Now that everyone is working from home, Zoom has taken its rightful place as one of the most popular virtual meeting platforms currently used by remote workforces. This isn’t without its risks, however, and if you’re not securing your Zoom meetings, you could be facing Zoombombing in your next meeting.
Zoombombing is an action taken by a bad actor to disrupt your meetings, warns the FBI, and it can affect your business meetings, “social gatherings,” and even your child’s online school attendance meetings. This makes Zoom another platform that needs to be secured for your remote workforce.
Zoombombing can range from pornographic sharing to hate speech and, unless you’re proactively securing your Zoom meetings, you are at risk every time you use this platform.
Failure to secure your Zoom meetings can have many bad implications, all the way up to and including HIPAA violations.
Here are ten tips to help you secure your Zoom meetings and avoid Zoombombing.
You Get What You Pay For
As with so much else in life, you get what you pay for with Zoom. While the platform does offer a free version, you will be far more secure by investing in the paid version. In addition, opting to pay for Zoom gives you more flexibility, such as:
- Multiple host permissions
- More attendee allowances
- Custom personal meeting IDs
- Longer times allowed for meetings
- Cloud recordings of meetings
Side by side pricing comparisons show that paying for Zoom gives you far more features while remaining budget friendly, however Zoom is releasing some of their security features to their free platform as well.
Per a statement Zoom released to The Verge,
“We’re always striving to deliver our users a secure virtual meeting environment. Effective April 5, we are enabling passwords and virtual waiting rooms by default for our Free Basic and Single Pro users.”
Overall, for security as well as for more useful and customizable features, however, it’s still better to invest in the paid version.
Require Passwords to Access Meetings
Sometimes the simplest strategies work the best. Requiring a password is an important way of securing Zoom meetings.
Passwords will weed out any hackers who use scanning software to access Zoom meetings and make it far more difficult for them to use other hacking methods to get into your meetings.
It’s also recommended that hosts do not use their personal meeting rooms for hosting meetings. Much like phone numbers and passwords, if a bad actor stumbles across your individual Zoom meeting link, he or she can easily Zoombomb you.
Never share the meeting password on public sites.
Securing Your Zoom Meetings with Timely Security Patches
The time between when a software designer finds exploits and creates fixes (or patches) for them and when your employees install the security upgrades is a window of opportunity for cybercriminals.

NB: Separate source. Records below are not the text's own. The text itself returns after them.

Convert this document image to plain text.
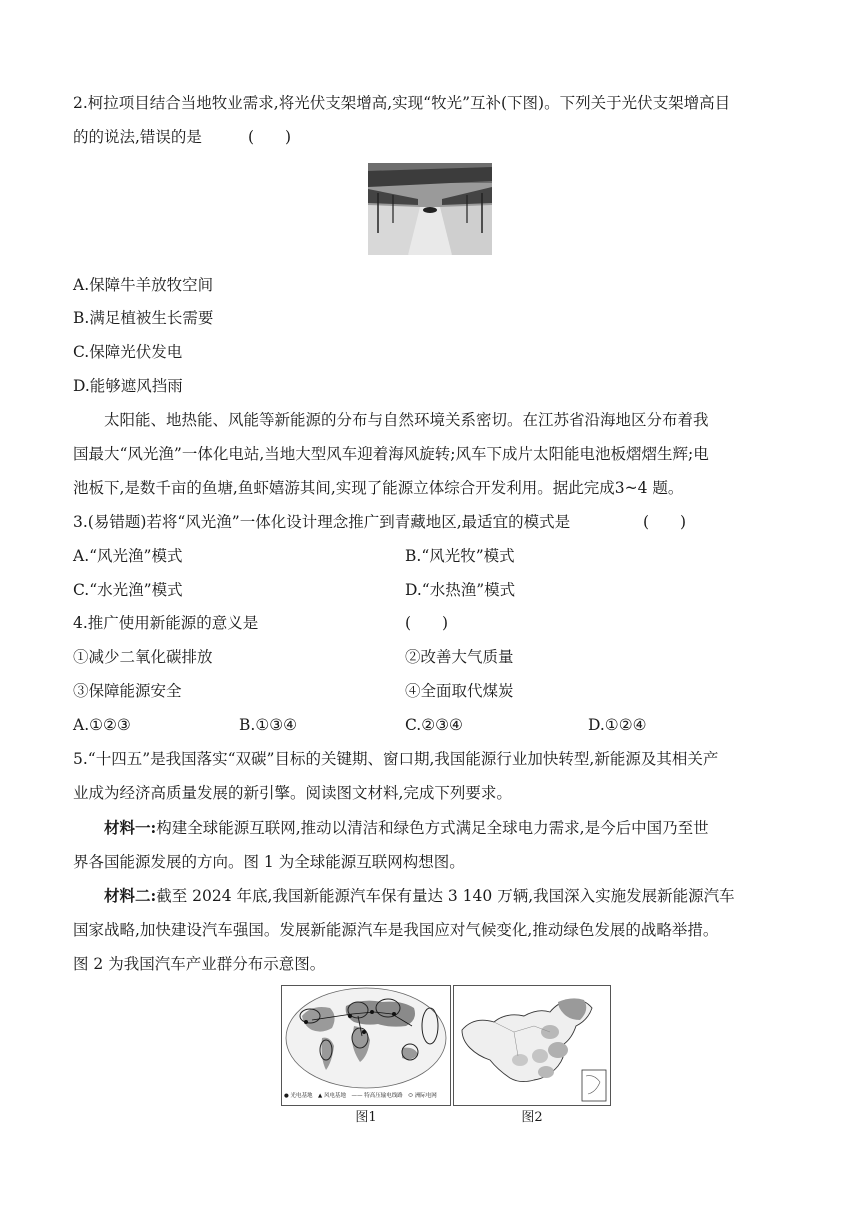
2.柯拉项目结合当地牧业需求,将光伏支架增高,实现“牧光”互补(下图)。下列关于光伏支架增高目
的的说法,错误的是	(　　)
A.保障牛羊放牧空间
B.满足植被生长需要
C.保障光伏发电
D.能够遮风挡雨
太阳能、地热能、风能等新能源的分布与自然环境关系密切。在江苏省沿海地区分布着我
国最大“风光渔”一体化电站,当地大型风车迎着海风旋转;风车下成片太阳能电池板熠熠生辉;电
池板下,是数千亩的鱼塘,鱼虾嬉游其间,实现了能源立体综合开发利用。据此完成3~4 题。
3.(易错题)若将“风光渔”一体化设计理念推广到青藏地区,最适宜的模式是	(　　)
A.“风光渔”模式	B.“风光牧”模式
C.“水光渔”模式	D.“水热渔”模式
4.推广使用新能源的意义是	(　　)
①减少二氧化碳排放	②改善大气质量
③保障能源安全	④全面取代煤炭
A.①②③	B.①③④	C.②③④	D.①②④
5.“十四五”是我国落实“双碳”目标的关键期、窗口期,我国能源行业加快转型,新能源及其相关产
业成为经济高质量发展的新引擎。阅读图文材料,完成下列要求。
材料一:构建全球能源互联网,推动以清洁和绿色方式满足全球电力需求,是今后中国乃至世
界各国能源发展的方向。图 1 为全球能源互联网构想图。
材料二:截至 2024 年底,我国新能源汽车保有量达 3 140 万辆,我国深入实施发展新能源汽车
国家战略,加快建设汽车强国。发展新能源汽车是我国应对气候变化,推动绿色发展的战略举措。
图 2 为我国汽车产业群分布示意图。
● 光电基地　▲ 风电基地　—— 特高压输电线路　⬭ 洲际电网
图1	图2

Remind your employees that securing your Zoom meetings starts with them and encourage them to install security patches as soon as they become available.
User Authentication for Internal Meetings
You can weed out bad actors by allowing Zoom to only authorize users’ access to meetings who have a specific domain, such as [email protected].
Any user who attempts to access the meeting without being authenticated will receive an error message from Zoom and not be permitted to join.
Enable the Waiting Room
This feature allows you to control who comes to the meeting by allowing the host to individually grant access to each attendee. You can control the attendees and vet them, disallowing any users you don’t recognize from accessing the meetings.
Do Not Publicize Your Zoom Meetings
Publicizing your Zoom meetings on social media is bad news. A simple search of social media allows bad actors to see lists of all posted Zoom meeting links, which they can then use and log in themselves.
Instead of publishing the Zoom link on social media or any other public forums, create a sign up. While you still must vet the attendees on your sign-up list, you are making it much more difficult for bad actors to access the Zoom meetings. Since hackers generally seek the easy road, they will bypass your meeting and take aim at a meeting they find posted online.
No Participant Screen Sharing
Zoombombers use screen sharing to wreak their havoc on your meeting. Luckily, Zoom makes it easy for the host to disable screen sharing from anyone in the group.
Since the host is controlling who is sharing their screen, no one without authorization or whom the host doesn’t know can hijack the meeting.
To play it safe, the host can disable the audio and video features as well, blocking a bad actor’s ability to participate at all.
In Meeting Security Icon
In Meeting is a new icon in Zoom that allows the host to immediately shut down an active meeting if it has been breached.
In Meeting additionally allows the host to disable chat, disallow screen sharing in real time, control user access, and other important features for securing your Zoom meetings.
Disable the Join Before the Host Feature
If you have allowed “Join Before the Host,” participants can come into the meeting before the host arrives. Ordinarily, this is a great chance for your remote workforce to catch up with each other and share before the meeting begins but with the increasing prevalence of Zoombombing, it’s also a way for a bad actor to get in and cause disruption before the host can come in and actively shut the meeting down.
No Zoombombing Allowed
Zoom is aware of the recent Zoombombing activities and has made it easy for users to avoid them. The Department of Justice takes Zoombombing seriously, and has declared it a punishable crime.
While some Zoombombing antics on social media may seem harmless, many are not. The aim of Zoombombers who use hate speech, pornography, and slander is to demoralize your teams.
Follow these simple tips for securing your Zoom meetings so they remain safe and productive.